Directly with DataFrame
API:
(universal Scala, Python, Java, R with pretty much the same syntax)
Previously I've missed monotonicallyIncreasingId
function which should work just fine as long as you don't require consecutive numbers:
import org.apache.spark.sql.functions.monotonicallyIncreasingId
df.withColumn("id", monotonicallyIncreasingId).show()
// +---+----+-----------+
// |foo| bar| id|
// +---+----+-----------+
// | a|-1.0|17179869184|
// | b|-2.0|42949672960|
// | c|-3.0|60129542144|
// +---+----+-----------+
While useful monotonicallyIncreasingId
is non-deterministic. Not only ids may be different from execution to execution but without additional tricks cannot be used to identify rows when subsequent operations contain filters.
Note:
It is also possible to use rowNumber
window function:
from pyspark.sql.window import Window
from pyspark.sql.functions import rowNumber
w = Window().orderBy()
df.withColumn("id", rowNumber().over(w)).show()
Unfortunately:
WARN Window: No Partition Defined for Window operation! Moving all data to a single partition, this can cause serious performance degradation.
So unless you have a natural way to partition your data and ensure uniqueness is not particularly useful at this moment.
I found the following solution to be relatively straightforward for the case where zipWithIndex() is the desired behavior, i.e. for those desirng consecutive integers.
In this case, we're using pyspark and relying on dictionary comprehension to map the original row object to a new dictionary which fits a new schema including the unique index.
# read the initial dataframe without index
dfNoIndex = sqlContext.read.parquet(dataframePath)

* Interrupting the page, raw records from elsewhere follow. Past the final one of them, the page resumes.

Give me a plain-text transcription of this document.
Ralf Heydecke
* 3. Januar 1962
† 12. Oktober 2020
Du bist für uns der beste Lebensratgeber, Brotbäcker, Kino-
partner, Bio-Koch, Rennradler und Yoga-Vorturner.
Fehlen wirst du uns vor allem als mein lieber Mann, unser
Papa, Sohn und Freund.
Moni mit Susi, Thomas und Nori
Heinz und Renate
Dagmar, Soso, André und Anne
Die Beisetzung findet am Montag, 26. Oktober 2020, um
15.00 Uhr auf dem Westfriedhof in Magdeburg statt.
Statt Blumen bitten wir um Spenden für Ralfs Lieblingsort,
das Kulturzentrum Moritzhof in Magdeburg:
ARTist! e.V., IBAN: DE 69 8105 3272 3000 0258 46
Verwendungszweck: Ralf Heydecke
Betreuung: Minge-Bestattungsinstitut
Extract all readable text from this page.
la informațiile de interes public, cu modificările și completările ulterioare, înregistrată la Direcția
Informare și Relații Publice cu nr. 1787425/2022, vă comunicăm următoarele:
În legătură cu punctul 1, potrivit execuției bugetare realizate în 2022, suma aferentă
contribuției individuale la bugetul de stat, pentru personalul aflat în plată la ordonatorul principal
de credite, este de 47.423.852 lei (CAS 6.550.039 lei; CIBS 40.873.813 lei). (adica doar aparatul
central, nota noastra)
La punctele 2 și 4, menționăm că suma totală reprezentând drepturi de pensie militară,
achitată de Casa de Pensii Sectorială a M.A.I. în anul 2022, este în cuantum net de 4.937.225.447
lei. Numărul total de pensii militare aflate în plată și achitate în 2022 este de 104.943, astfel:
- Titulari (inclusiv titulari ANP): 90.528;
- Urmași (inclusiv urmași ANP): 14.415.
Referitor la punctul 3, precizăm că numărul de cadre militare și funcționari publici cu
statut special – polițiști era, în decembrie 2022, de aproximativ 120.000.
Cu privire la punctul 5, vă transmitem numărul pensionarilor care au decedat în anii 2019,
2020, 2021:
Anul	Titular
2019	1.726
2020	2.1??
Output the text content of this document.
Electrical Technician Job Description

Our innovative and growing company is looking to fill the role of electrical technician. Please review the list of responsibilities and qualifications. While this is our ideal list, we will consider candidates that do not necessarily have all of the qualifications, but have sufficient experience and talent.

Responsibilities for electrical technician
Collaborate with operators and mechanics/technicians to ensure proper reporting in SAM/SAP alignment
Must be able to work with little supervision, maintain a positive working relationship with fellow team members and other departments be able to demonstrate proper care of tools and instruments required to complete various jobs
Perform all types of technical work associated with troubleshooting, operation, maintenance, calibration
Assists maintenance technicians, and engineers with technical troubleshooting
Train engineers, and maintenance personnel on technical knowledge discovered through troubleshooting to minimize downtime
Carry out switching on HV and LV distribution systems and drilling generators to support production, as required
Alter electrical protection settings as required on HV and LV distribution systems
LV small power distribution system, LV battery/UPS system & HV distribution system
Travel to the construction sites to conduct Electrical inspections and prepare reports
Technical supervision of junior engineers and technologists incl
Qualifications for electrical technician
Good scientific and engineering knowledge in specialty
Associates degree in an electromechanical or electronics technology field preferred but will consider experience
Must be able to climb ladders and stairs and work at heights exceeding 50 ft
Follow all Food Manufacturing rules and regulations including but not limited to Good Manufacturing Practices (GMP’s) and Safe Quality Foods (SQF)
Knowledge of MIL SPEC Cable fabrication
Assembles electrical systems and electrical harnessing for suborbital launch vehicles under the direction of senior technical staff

# Need to zip together with a unique integer
# First create a new schema with uuid field appended
newSchema = StructType([StructField("uuid", IntegerType(), False)]
+ dfNoIndex.schema.fields)
# zip with the index, map it to a dictionary which includes new field
df = dfNoIndex.rdd.zipWithIndex()\
.map(lambda (row, id): {k:v
for k, v
in row.asDict().items() + [("uuid", id)]})\
.toDF(newSchema)